# Driving Licence (Fujairah vs Other Emirates)



## currently_indian (Feb 24, 2013)

My agent says getting a driving licence in Fujairah is much easier than getting it in Dubai or other emirates. I need to know if that is true. I am about to register a company in Fujairah Creative City but the only botheration is I need to go there to get DL which could take months !


----------



## Val_TX (Mar 16, 2012)

I've never heard that. I did everything in Sharjah. However, if I had remembered to bring my rental contract for Dubai, I could have registered my car in Dubai. Also, the registration can be switched from another emirate to the one where you have your rental contract. 

I wouldn't want to drive to Fujairah for those matters. I've been there, it's a bit of a hilly drive.


----------



## currently_indian (Feb 24, 2013)

Val_TX said:


> I've never heard that. I did everything in Sharjah. However, if I had remembered to bring my rental contract for Dubai, I could have registered my car in Dubai. Also, the registration can be switched from another emirate to the one where you have your rental contract.
> 
> I wouldn't want to drive to Fujairah for those matters. I've been there, it's a bit of a hilly drive.


Thanks for the response. Did you take driving lessons and tests in Sharjah or you were eligible to convert DL of your native country to UAE DL ? If you took tests, how was the experience to get DL - number of classes, number of days, number of attempts, and the amount of money you spent ?


----------



## Val_TX (Mar 16, 2012)

I just checked online and you have to get the DL in the emirate that has your residency, which will be Fujairah. This will indeed be difficult. I myself have a company registered in Fujairah. However, I didn't have to take the tests as mine was directly transferable. 

Are you locked into Fujairah?


----------



## sm105 (Jan 9, 2014)

The one major benefit that Ras Al Khaimah (for example) has over Dubai is that it permits non-citizens who hold "exchangeable" licenses to exchange directly for UAE licenses. Dubai however requires that you must be a citizen of an "exchangeable" license country as well as a license holder to conduct an exchange. So an Indian citizen with a Canadian license for example can convert it to a UAE license in RAK with no further ado, but would have to go through 20 hours of classes and a road test in Dubai.

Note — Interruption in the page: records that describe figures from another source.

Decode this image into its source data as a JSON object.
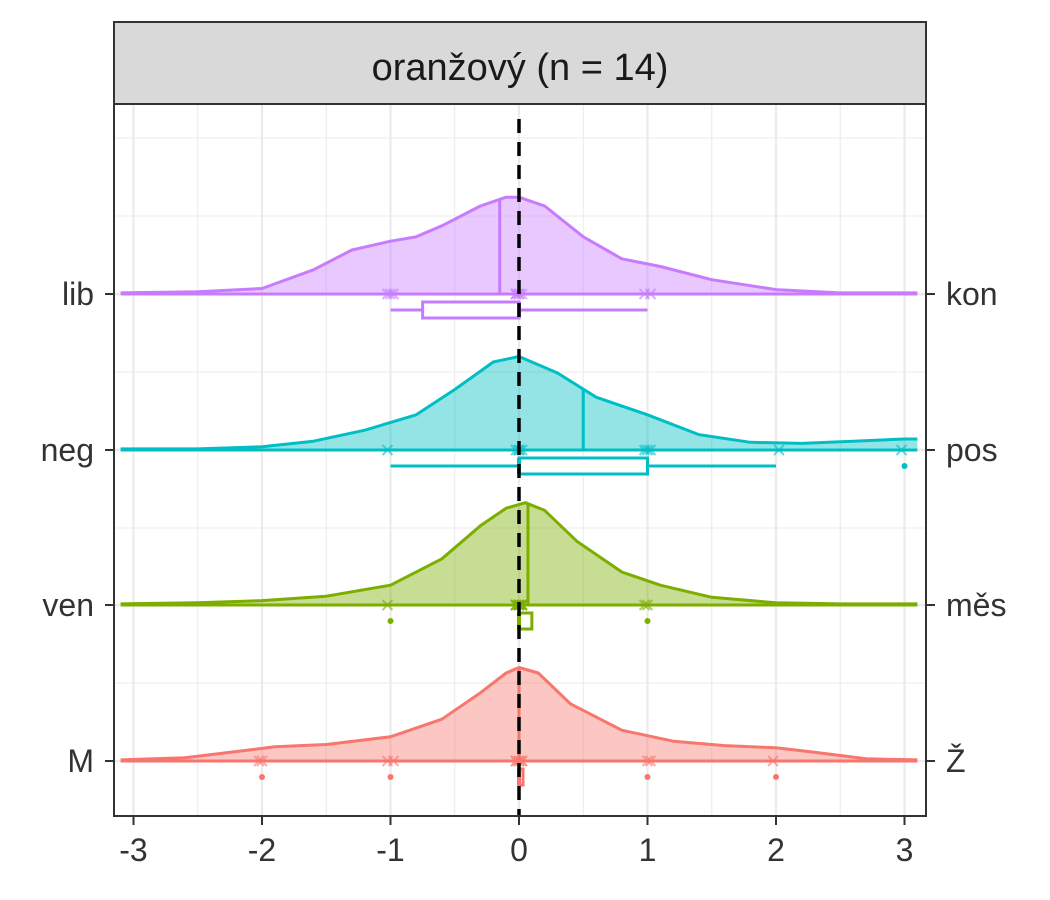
{
  "chart_data": {
    "type": "ridgeline",
    "panel_title": "oranžový (n = 14)",
    "xlim": [
      -3.1,
      3.1
    ],
    "x_ticks": [
      "-3",
      "-2",
      "-1",
      "0",
      "1",
      "2",
      "3"
    ],
    "reference_line_x": 0,
    "grid": true,
    "series": [
      {
        "left_label": "M",
        "right_label": "Ž",
        "color": "#F8766D",
        "density": [
          [
            -3.1,
            0.01
          ],
          [
            -2.6,
            0.03
          ],
          [
            -2.1,
            0.1
          ],
          [
            -1.9,
            0.13
          ],
          [
            -1.5,
            0.15
          ],
          [
            -1.0,
            0.22
          ],
          [
            -0.6,
            0.38
          ],
          [
            -0.3,
            0.62
          ],
          [
            -0.1,
            0.8
          ],
          [
            0.0,
            0.85
          ],
          [
            0.15,
            0.8
          ],
          [
            0.4,
            0.52
          ],
          [
            0.8,
            0.28
          ],
          [
            1.2,
            0.18
          ],
          [
            1.6,
            0.14
          ],
          [
            2.0,
            0.12
          ],
          [
            2.3,
            0.08
          ],
          [
            2.7,
            0.02
          ],
          [
            3.1,
            0.01
          ]
        ],
        "mean": 0.0,
        "points": [
          -2,
          -2,
          -1,
          -1,
          0,
          0,
          0,
          0,
          0,
          0,
          1,
          1,
          2
        ],
        "jitter": [
          -2,
          -1,
          0,
          0,
          0,
          1,
          2
        ],
        "box": {
          "min": 0,
          "q1": 0,
          "median": 0,
          "q3": 0,
          "max": 0
        },
        "outliers": [
          -2,
          -1,
          1,
          2
        ]
      },
      {
        "left_label": "ven",
        "right_label": "měs",
        "color": "#7CAE00",
        "density": [
          [
            -3.1,
            0.01
          ],
          [
            -2.5,
            0.02
          ],
          [
            -2.0,
            0.04
          ],
          [
            -1.5,
            0.08
          ],
          [
            -1.0,
            0.18
          ],
          [
            -0.6,
            0.42
          ],
          [
            -0.3,
            0.72
          ],
          [
            -0.1,
            0.88
          ],
          [
            0.05,
            0.93
          ],
          [
            0.2,
            0.86
          ],
          [
            0.45,
            0.58
          ],
          [
            0.8,
            0.3
          ],
          [
            1.1,
            0.18
          ],
          [
            1.5,
            0.07
          ],
          [
            2.0,
            0.02
          ],
          [
            2.5,
            0.01
          ],
          [
            3.1,
            0.01
          ]
        ],
        "mean": 0.07,
        "points": [
          -1,
          0,
          0,
          0,
          0,
          0,
          0,
          0,
          0,
          0,
          0,
          0,
          1,
          1
        ],
        "jitter": [
          -1,
          0,
          0,
          1
        ],
        "box": {
          "min": 0,
          "q1": 0,
          "median": 0,
          "q3": 0.1,
          "max": 0.1
        },
        "outliers": [
          -1,
          1
        ]
      },
      {
        "left_label": "neg",
        "right_label": "pos",
        "color": "#00BFC4",
        "density": [
          [
            -3.1,
            0.01
          ],
          [
            -2.5,
            0.01
          ],
          [
            -2.0,
            0.03
          ],
          [
            -1.6,
            0.08
          ],
          [
            -1.2,
            0.18
          ],
          [
            -0.8,
            0.32
          ],
          [
            -0.5,
            0.55
          ],
          [
            -0.2,
            0.8
          ],
          [
            0.0,
            0.85
          ],
          [
            0.3,
            0.7
          ],
          [
            0.6,
            0.48
          ],
          [
            1.0,
            0.32
          ],
          [
            1.4,
            0.14
          ],
          [
            1.8,
            0.07
          ],
          [
            2.2,
            0.06
          ],
          [
            2.6,
            0.08
          ],
          [
            3.0,
            0.1
          ],
          [
            3.1,
            0.1
          ]
        ],
        "mean": 0.5,
        "points": [
          -1,
          0,
          0,
          0,
          0,
          1,
          1,
          1,
          2,
          3
        ],
        "jitter": [
          -1,
          0,
          0,
          1,
          1,
          2,
          3
        ],
        "box": {
          "min": -1,
          "q1": 0,
          "median": 0,
          "q3": 1,
          "max": 2
        },
        "outliers": [
          3
        ]
      },
      {
        "left_label": "lib",
        "right_label": "kon",
        "color": "#C77CFF",
        "density": [
          [
            -3.1,
            0.01
          ],
          [
            -2.5,
            0.02
          ],
          [
            -2.0,
            0.05
          ],
          [
            -1.6,
            0.22
          ],
          [
            -1.3,
            0.4
          ],
          [
            -1.0,
            0.48
          ],
          [
            -0.8,
            0.52
          ],
          [
            -0.6,
            0.62
          ],
          [
            -0.3,
            0.8
          ],
          [
            -0.1,
            0.88
          ],
          [
            0.0,
            0.88
          ],
          [
            0.2,
            0.8
          ],
          [
            0.5,
            0.52
          ],
          [
            0.8,
            0.32
          ],
          [
            1.1,
            0.25
          ],
          [
            1.5,
            0.13
          ],
          [
            2.0,
            0.04
          ],
          [
            2.5,
            0.01
          ],
          [
            3.1,
            0.01
          ]
        ],
        "mean": -0.15,
        "points": [
          -1,
          -1,
          -1,
          0,
          0,
          0,
          0,
          0,
          1,
          1
        ],
        "jitter": [
          -1,
          -1,
          0,
          0,
          1
        ],
        "box": {
          "min": -1,
          "q1": -0.75,
          "median": 0,
          "q3": 0,
          "max": 1
        },
        "outliers": []
      }
    ]
  }
}
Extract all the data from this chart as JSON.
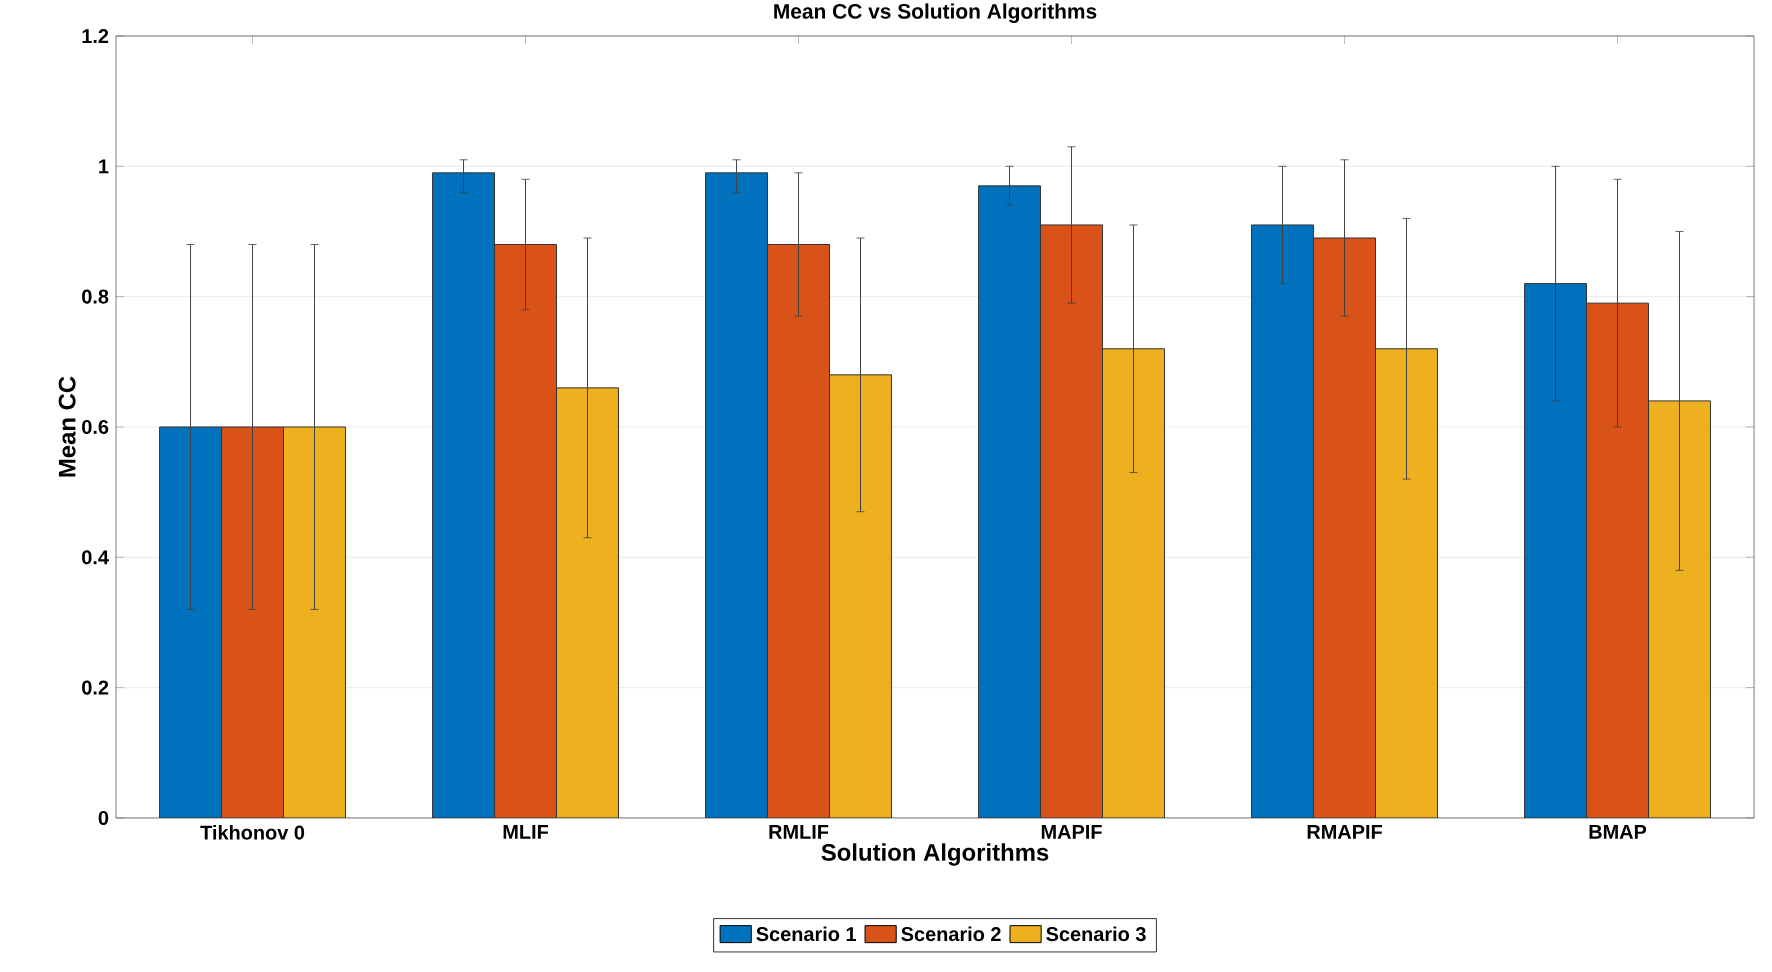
{
  "chart_data": {
    "type": "bar",
    "title": "Mean CC vs Solution Algorithms",
    "xlabel": "Solution Algorithms",
    "ylabel": "Mean CC",
    "categories": [
      "Tikhonov 0",
      "MLIF",
      "RMLIF",
      "MAPIF",
      "RMAPIF",
      "BMAP"
    ],
    "series": [
      {
        "name": "Scenario 1",
        "color": "#0072bd",
        "values": [
          0.6,
          0.99,
          0.99,
          0.97,
          0.91,
          0.82
        ],
        "errors": [
          [
            0.32,
            0.88
          ],
          [
            0.96,
            1.01
          ],
          [
            0.96,
            1.01
          ],
          [
            0.94,
            1.0
          ],
          [
            0.82,
            1.0
          ],
          [
            0.64,
            1.0
          ]
        ]
      },
      {
        "name": "Scenario 2",
        "color": "#d95319",
        "values": [
          0.6,
          0.88,
          0.88,
          0.91,
          0.89,
          0.79
        ],
        "errors": [
          [
            0.32,
            0.88
          ],
          [
            0.78,
            0.98
          ],
          [
            0.77,
            0.99
          ],
          [
            0.79,
            1.03
          ],
          [
            0.77,
            1.01
          ],
          [
            0.6,
            0.98
          ]
        ]
      },
      {
        "name": "Scenario 3",
        "color": "#edb120",
        "values": [
          0.6,
          0.66,
          0.68,
          0.72,
          0.72,
          0.64
        ],
        "errors": [
          [
            0.32,
            0.88
          ],
          [
            0.43,
            0.89
          ],
          [
            0.47,
            0.89
          ],
          [
            0.53,
            0.91
          ],
          [
            0.52,
            0.92
          ],
          [
            0.38,
            0.9
          ]
        ]
      }
    ],
    "ylim": [
      0,
      1.2
    ],
    "yticks": [
      0,
      0.2,
      0.4,
      0.6,
      0.8,
      1,
      1.2
    ],
    "grid": "y",
    "legend": "bottom"
  }
}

I'm not sure whether Fujairah has a similar policy, but it is a very good reason for many people to pick RAK as the jurisdiction for their company to incorporate in.


----------



## currently_indian (Feb 24, 2013)

sm105 said:


> The one major benefit that Ras Al Khaimah (for example) has over Dubai is that it permits non-citizens who hold "exchangeable" licenses to exchange directly for UAE licenses. Dubai however requires that you must be a citizen of an "exchangeable" license country as well as a license holder to conduct an exchange. So an Indian citizen with a Canadian license for example can convert it to a UAE license in RAK with no further ado, but would have to go through 20 hours of classes and a road test in Dubai.
> 
> I'm not sure whether Fujairah has a similar policy, but it is a very good reason for many people to pick RAK as the jurisdiction for their company to incorporate in.


That's a big plus, but I am afraid that doesn't apply to me. I hold an Indian DL. If it's comparatively very easy to pass driving test in RAK let me know and I will open a company in RAK instead of Fujairah.


----------



## sm105 (Jan 9, 2014)

currently_indian said:


> That's a big plus, but I am afraid that doesn't apply to me. I hold an Indian DL. If it's comparatively very easy to pass driving test in RAK let me know and I will open a company in RAK instead of Fujairah.


Sorry, no idea about that. I was able to simply convert my Canadian license. I have a Nepalese colleague though who is going through the full licensing process in RAK and he constantly grumbles about the bureaucratic pointlessness of it all.


----------



## Val_TX (Mar 16, 2012)

At least RAK is closer or at least an easier drive than Fujairah if you do have to take the lessons. There is a separate thread on the various FZs and RAK got a lot of good feedback as did Fujairah. Ajman is another option, even Sharjah FZ.


----------